View Single Post
Old 02-17-2012, 06:09 PM
  # 10 (permalink)  
lyssabee
Member
 
Join Date: Mar 2007
Location: Woodbridge, NJ
Posts: 36
Originally Posted by KelleyF View Post
I’m struggling to understand, how feelings could change so drastically… could I ever stand there, look at him and contemplate that it might just be best for him and me….to just let him die?
They don't change drastically. They change one tiny chip at a time. You live through one episode, whatever it may be, and when it's over you think "ok, made it through that" and you believe that it's better. Then something else happens - lather, rinse, repeat. I sincerely hope you don't ever know what it's like to honestly not know what to do - to not know whether or not you should call the cops to have your ABF arrested, or to throw your AD out of the house. Because you know what? It sucks, and it's hard, and we don't get here overnight. When you get to that point, saving them again is not going to make them magically realize "oh, perhaps I should stop doing drugs! Huh."

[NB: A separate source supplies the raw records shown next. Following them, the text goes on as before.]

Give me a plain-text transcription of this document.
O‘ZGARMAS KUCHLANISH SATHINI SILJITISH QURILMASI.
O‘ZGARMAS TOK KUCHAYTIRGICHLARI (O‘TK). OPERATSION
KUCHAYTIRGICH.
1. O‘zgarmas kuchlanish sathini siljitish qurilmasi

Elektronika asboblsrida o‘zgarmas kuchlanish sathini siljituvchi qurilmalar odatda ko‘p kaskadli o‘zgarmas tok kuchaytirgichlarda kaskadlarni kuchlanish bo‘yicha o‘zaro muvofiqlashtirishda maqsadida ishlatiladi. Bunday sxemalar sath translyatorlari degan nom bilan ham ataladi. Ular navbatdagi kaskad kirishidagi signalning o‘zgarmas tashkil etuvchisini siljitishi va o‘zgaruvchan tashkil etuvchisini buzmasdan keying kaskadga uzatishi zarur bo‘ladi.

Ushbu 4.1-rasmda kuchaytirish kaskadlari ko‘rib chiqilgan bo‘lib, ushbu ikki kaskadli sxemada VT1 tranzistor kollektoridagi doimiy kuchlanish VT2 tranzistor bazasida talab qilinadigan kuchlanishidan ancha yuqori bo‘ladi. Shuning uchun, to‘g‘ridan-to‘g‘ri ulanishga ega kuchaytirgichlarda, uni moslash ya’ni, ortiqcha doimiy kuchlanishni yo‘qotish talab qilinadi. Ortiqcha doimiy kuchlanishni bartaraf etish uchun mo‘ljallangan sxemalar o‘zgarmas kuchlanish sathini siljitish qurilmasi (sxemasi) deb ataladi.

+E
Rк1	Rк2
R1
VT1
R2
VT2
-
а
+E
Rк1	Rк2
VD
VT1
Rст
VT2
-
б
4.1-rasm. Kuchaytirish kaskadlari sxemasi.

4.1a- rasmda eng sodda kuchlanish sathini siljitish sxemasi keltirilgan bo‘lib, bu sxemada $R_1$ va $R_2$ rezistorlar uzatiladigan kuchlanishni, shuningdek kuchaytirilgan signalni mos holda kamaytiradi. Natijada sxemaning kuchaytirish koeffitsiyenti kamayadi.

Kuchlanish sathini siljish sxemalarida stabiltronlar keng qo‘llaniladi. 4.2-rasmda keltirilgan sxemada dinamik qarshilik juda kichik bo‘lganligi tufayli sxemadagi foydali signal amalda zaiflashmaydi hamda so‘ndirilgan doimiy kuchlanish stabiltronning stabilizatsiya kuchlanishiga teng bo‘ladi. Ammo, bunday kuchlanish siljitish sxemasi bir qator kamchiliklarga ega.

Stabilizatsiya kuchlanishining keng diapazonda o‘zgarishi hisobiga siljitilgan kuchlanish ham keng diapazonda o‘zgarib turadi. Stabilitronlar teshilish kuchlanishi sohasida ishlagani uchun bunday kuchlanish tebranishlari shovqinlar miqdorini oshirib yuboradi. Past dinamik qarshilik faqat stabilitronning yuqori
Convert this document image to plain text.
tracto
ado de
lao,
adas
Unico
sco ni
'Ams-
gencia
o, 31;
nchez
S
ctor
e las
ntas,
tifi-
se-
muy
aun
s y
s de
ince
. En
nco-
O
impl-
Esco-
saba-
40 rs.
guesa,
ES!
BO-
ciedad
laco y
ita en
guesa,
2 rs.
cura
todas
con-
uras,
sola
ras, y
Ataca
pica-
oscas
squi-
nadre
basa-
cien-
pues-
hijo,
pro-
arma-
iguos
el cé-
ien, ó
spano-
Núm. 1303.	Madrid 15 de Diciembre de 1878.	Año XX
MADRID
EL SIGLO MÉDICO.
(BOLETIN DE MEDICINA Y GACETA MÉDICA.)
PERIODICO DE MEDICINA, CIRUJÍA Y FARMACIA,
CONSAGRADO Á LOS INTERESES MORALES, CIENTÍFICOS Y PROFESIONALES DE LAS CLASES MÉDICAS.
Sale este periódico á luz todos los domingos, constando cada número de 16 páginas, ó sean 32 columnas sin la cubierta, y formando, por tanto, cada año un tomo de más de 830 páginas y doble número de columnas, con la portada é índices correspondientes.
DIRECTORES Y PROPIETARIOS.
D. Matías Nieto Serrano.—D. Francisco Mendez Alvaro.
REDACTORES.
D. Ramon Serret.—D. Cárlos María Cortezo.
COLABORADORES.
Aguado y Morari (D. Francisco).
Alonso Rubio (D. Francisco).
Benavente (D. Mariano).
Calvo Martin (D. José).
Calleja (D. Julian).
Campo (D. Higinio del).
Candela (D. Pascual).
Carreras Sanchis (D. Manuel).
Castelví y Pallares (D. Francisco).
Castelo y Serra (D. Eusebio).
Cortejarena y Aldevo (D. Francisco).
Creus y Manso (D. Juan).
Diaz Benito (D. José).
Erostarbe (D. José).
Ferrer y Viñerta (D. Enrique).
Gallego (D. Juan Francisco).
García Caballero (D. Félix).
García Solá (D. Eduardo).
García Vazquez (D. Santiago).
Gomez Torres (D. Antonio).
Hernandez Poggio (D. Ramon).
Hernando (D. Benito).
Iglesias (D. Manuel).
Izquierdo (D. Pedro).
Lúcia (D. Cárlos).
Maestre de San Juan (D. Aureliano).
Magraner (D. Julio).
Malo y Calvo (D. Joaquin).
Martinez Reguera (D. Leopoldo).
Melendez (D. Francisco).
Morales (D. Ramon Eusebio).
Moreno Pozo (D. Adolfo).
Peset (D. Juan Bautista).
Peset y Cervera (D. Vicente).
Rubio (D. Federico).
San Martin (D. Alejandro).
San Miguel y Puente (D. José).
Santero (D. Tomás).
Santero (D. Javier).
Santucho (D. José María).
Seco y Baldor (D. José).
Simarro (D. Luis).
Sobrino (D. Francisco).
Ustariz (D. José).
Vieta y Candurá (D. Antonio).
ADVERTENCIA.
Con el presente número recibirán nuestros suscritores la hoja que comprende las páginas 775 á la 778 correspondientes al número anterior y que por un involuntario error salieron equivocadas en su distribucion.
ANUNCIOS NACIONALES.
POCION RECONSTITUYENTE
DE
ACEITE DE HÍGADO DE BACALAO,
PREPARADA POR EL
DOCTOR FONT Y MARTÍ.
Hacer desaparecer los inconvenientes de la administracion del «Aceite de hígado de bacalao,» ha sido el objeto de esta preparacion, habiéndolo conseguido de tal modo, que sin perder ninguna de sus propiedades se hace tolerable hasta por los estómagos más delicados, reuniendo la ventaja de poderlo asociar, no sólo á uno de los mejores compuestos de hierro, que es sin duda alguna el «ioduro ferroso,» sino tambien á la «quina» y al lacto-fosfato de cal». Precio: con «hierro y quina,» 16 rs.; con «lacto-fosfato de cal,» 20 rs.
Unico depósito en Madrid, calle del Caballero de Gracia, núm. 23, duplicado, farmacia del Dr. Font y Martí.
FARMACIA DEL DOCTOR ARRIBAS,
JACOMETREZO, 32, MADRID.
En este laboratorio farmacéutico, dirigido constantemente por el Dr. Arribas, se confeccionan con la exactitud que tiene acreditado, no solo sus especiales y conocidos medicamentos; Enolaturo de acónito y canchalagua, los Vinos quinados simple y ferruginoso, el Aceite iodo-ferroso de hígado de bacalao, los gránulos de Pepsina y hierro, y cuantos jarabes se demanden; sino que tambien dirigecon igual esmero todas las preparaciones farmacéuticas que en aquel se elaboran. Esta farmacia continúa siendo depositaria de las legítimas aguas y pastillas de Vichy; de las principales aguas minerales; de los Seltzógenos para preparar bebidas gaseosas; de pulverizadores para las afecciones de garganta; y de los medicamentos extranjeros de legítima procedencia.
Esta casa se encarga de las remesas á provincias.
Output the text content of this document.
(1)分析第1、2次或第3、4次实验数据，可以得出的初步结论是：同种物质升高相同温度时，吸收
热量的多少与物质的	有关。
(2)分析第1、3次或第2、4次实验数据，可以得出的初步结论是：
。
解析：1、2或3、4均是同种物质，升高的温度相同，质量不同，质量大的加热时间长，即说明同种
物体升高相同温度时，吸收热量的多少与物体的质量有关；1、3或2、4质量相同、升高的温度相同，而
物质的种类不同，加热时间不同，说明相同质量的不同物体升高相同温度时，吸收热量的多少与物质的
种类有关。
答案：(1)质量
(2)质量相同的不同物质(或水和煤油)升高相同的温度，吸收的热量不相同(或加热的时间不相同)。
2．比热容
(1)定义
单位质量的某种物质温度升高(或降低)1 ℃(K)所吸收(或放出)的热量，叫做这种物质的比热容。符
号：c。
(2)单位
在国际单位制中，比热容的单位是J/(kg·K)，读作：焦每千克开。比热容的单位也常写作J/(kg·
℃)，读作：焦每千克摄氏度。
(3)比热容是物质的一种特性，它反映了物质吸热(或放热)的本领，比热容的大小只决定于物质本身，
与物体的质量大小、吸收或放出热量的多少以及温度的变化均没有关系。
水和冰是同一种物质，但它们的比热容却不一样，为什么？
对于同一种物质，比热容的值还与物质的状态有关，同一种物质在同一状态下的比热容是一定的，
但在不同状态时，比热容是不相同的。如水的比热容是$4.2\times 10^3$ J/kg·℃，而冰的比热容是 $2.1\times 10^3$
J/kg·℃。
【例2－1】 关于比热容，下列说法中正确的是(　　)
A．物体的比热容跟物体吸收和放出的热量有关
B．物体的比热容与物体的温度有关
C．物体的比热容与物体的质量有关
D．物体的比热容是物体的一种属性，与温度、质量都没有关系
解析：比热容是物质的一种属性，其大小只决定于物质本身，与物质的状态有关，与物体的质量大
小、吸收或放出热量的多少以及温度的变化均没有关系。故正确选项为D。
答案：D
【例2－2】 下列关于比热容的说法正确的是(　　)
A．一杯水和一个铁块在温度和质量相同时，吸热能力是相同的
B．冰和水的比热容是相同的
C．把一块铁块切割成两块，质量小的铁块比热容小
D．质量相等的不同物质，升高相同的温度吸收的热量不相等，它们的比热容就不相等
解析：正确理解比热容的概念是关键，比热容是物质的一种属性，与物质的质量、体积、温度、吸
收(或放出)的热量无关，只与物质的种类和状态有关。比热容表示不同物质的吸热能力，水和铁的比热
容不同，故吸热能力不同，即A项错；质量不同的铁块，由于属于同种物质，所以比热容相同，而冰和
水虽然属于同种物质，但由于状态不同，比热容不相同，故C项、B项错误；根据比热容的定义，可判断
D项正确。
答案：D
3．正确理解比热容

I have to admit, I sort of resent the implication that if we would all just stand by our man, and believe really, really hard, everything would be better. I understand you're trying to think positively, and that's great, but I can't help but feel a little patronized. Not just in this post.

Which makes me realize something is going on with me, because why would I let an internet stranger make me feel bad about myself? So I better take a look and figure out what it is. So, thank you Kelley, for forcing me to take my own inventory.